Bitcoin could potentially be the biggest success story of our generation. In the past decade alone, it has enabled the rise of an entire industry, one that rivals modern civilization’s greatest institutions. No longer is crypto considered mere ‘Internet money,’ one that only has relevance among tech enthusiasts and likes of the cypherpunks. Today, it’s seeing growing interest from Wall Street and the powerful corridors of institutional and traditional finance.
Do price models help Bitcoin’s identity crisis?
Interestingly, over the past few years, Bitcoin has slowly but surely cemented itself as one of the most robust forms of long-term investments. In fact, one of the key drivers of investor confidence in Bitcoin has been the growing clarity in crypto-regulations to suit the digital age of finance. However, a shift from being primarily a means of exchange to a store of value has had serious implications for the cryptocurrency, the most notable being the growing popularity of prediction models.
Bitcoin prediction models have gained renewed interest lately. While seemingly headline grabbers, among them, the Stock to Flow model seems to dominate user interest the most.
As a store of value, Bitcoin has had to compete with monetary metals like gold. While opinions are often very polarising for gold-bugs and crypto-enthusiasts regarding which asset the future belongs to, the S2F model has shown that both Bitcoin and gold share common strands of DNA as both propagate scarcity as a driver of value.
S2F and Bitcoin – Gold rivalry
While gold is a natural resource that exists in limited quantity, Bitcoin has emulated the same principle via its code. Its 21 million hard cap ensures that its stock to flow ratio will compete with that of gold and may even be well-positioned to overtake that of gold in the coming years.
Taking 2020 as an example, despite its shortcomings, in terms of returns, Bitcoin seems to have trumped gold and interestingly, Bitcoin’s higher volatility may have actually helped out here.
For new users who are looking at Bitcoin as a store of value, models like the S2F provide scenarios that are extremely lucrative.
Models like S2F have become very crucial agents that drive the longer bullish narrative for Bitcoin. The very fact that the price has stayed true to the model’s predicted pattern shows that historical precedents are on the side of Bitcoin as it journeys to the $100k mark.
However, over the past few weeks, conversations around Bitcoin have been mostly around whether or not the king coin will breach the $10k resistance. While S2F parades Bitcoin as the asset that will be valued at $100k in a year or two, the coin is currently struggling to realize 10 percent of that projected value.
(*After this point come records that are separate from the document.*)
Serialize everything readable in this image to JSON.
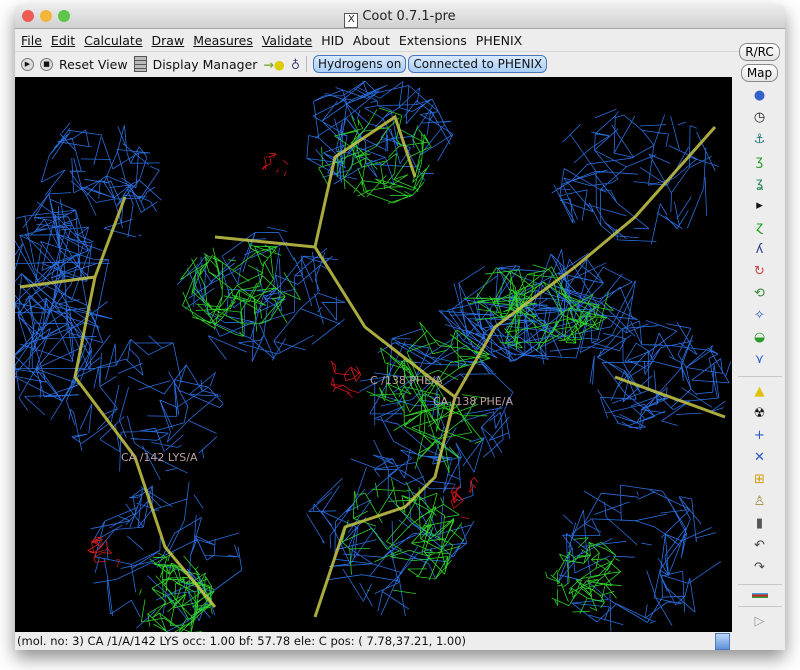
{
  "window": {
    "title": "Coot 0.7.1-pre"
  },
  "menu": [
    {
      "label": "File",
      "underline": true
    },
    {
      "label": "Edit",
      "underline": true
    },
    {
      "label": "Calculate",
      "underline": true
    },
    {
      "label": "Draw",
      "underline": true
    },
    {
      "label": "Measures",
      "underline": true
    },
    {
      "label": "Validate",
      "underline": true
    },
    {
      "label": "HID",
      "underline": false
    },
    {
      "label": "About",
      "underline": false
    },
    {
      "label": "Extensions",
      "underline": false
    },
    {
      "label": "PHENIX",
      "underline": false
    }
  ],
  "toolbar": {
    "reset_view": "Reset View",
    "display_manager": "Display Manager",
    "hydrogens": "Hydrogens on",
    "phenix": "Connected to PHENIX"
  },
  "side": {
    "rrc": "R/RC",
    "map": "Map",
    "icons": [
      "globe-icon",
      "clock-icon",
      "anchor-icon",
      "real-space-refine-icon",
      "regularize-icon",
      "play-icon",
      "rigid-body-fit-icon",
      "auto-fit-rotamer-icon",
      "rotamer-icon",
      "torsion-icon",
      "pep-flip-icon",
      "side-chain-icon",
      "backrub-icon",
      "sep",
      "place-atom-icon",
      "radioactive-icon",
      "add-residue-icon",
      "add-terminal-icon",
      "add-alt-conf-icon",
      "clear-pending-icon",
      "delete-icon",
      "undo-icon",
      "redo-icon",
      "sep",
      "flag-icon",
      "sep",
      "more-icon"
    ]
  },
  "canvas": {
    "labels": [
      "C /138 PHE/A",
      "CA /138 PHE/A",
      "CA /142 LYS/A"
    ],
    "mesh_colors": {
      "map1": "#2a6fe0",
      "map2": "#2fd02a",
      "diff": "#d01818",
      "backbone": "#c8c84a"
    }
  },
  "status": {
    "text": "(mol. no: 3)  CA /1/A/142 LYS occ:  1.00 bf: 57.78 ele:  C pos: ( 7.78,37.21, 1.00)"
  }
}
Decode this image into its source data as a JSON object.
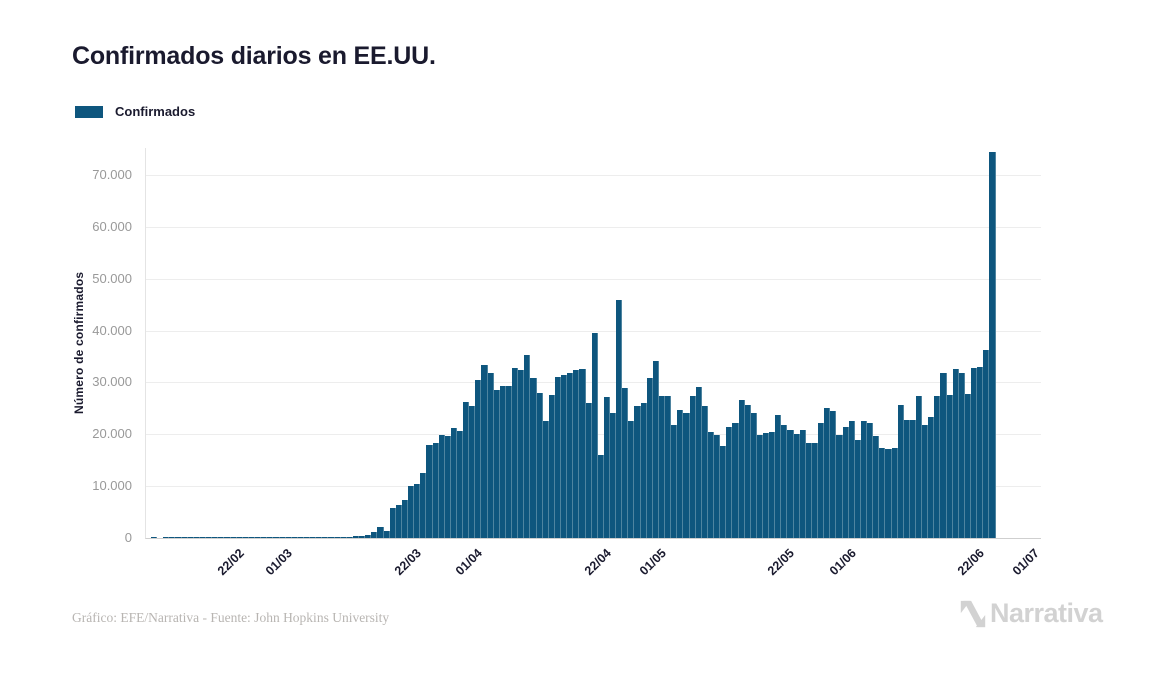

This creates dissonance. Critics argue that S2F proponents need to go beyond historical precedents and take into account the different variables that may have an effect on Bitcoin’s price, and not be limited to just the scarcity narrative. In fact, a recent report by Messari had highlighted that,
“S2F proponents need to provide underlying reasons for why such a causal relationship would exist. Pointing out historical correlation between bitcoin’s price and its S2F is not enough.”
For example, if one were to take a look at Bitcoin’s volatility, in the past year alone, it is fairly evident that Bitcoin can rock the boat quite furiously.
Are prediction models caught up in an echo chamber?
While financial models do get things wrong, what is interesting to note is that with the S2F, the fact that previous price actions have abided to its rules makes many Bitcoin maximalist and investors extremely hopeful of the model’s success. In fact, in the months since PlanB revealed the dynamics of the model, the $100k target seems more like a promise than a prediction, at times, like when the $10k mark poses significant resistance.
Introducing the (FF) Whale Model! 🐋
This quantum analysis model uses dozens of statistical modeling, measurement, and research to predict #Bitcoin's future price.
It forecasts the bottom in 2021, then the start of a bull run in 2022.
— Whale 🐋 (@CryptoWhale) June 2, 2020
Interestingly, a new quantum model for Bitcoin’s price was in the limelight at the start of the month, one that painted a totally different narrative for the king coin. Unlike the S2F, the Fermisions Flows (FF) Whale model supposedly uses quantum analysis to predict the future price of Bitcoin. It noted that for Bitcoin, a near-term price slump is plausible before it bounces back to ATHs in the coming years.
The dissonance between this model and other models like the S2F once again highlights how various price models take different aspects and base their predictions on those aspects alone. Generally, they don’t account for other factors and aspects that might come into play, making them very skewed and very faulty.
Any model, whether it is the S2F or a lesser-known one, if it must offer insight into Bitcoin’s price performance in the years to come, must be beyond the sum of these individual parts and should be a product of a myriad of variables such regulations, macro-economic catalysts, scarcity, correlation with traditional markets, etc.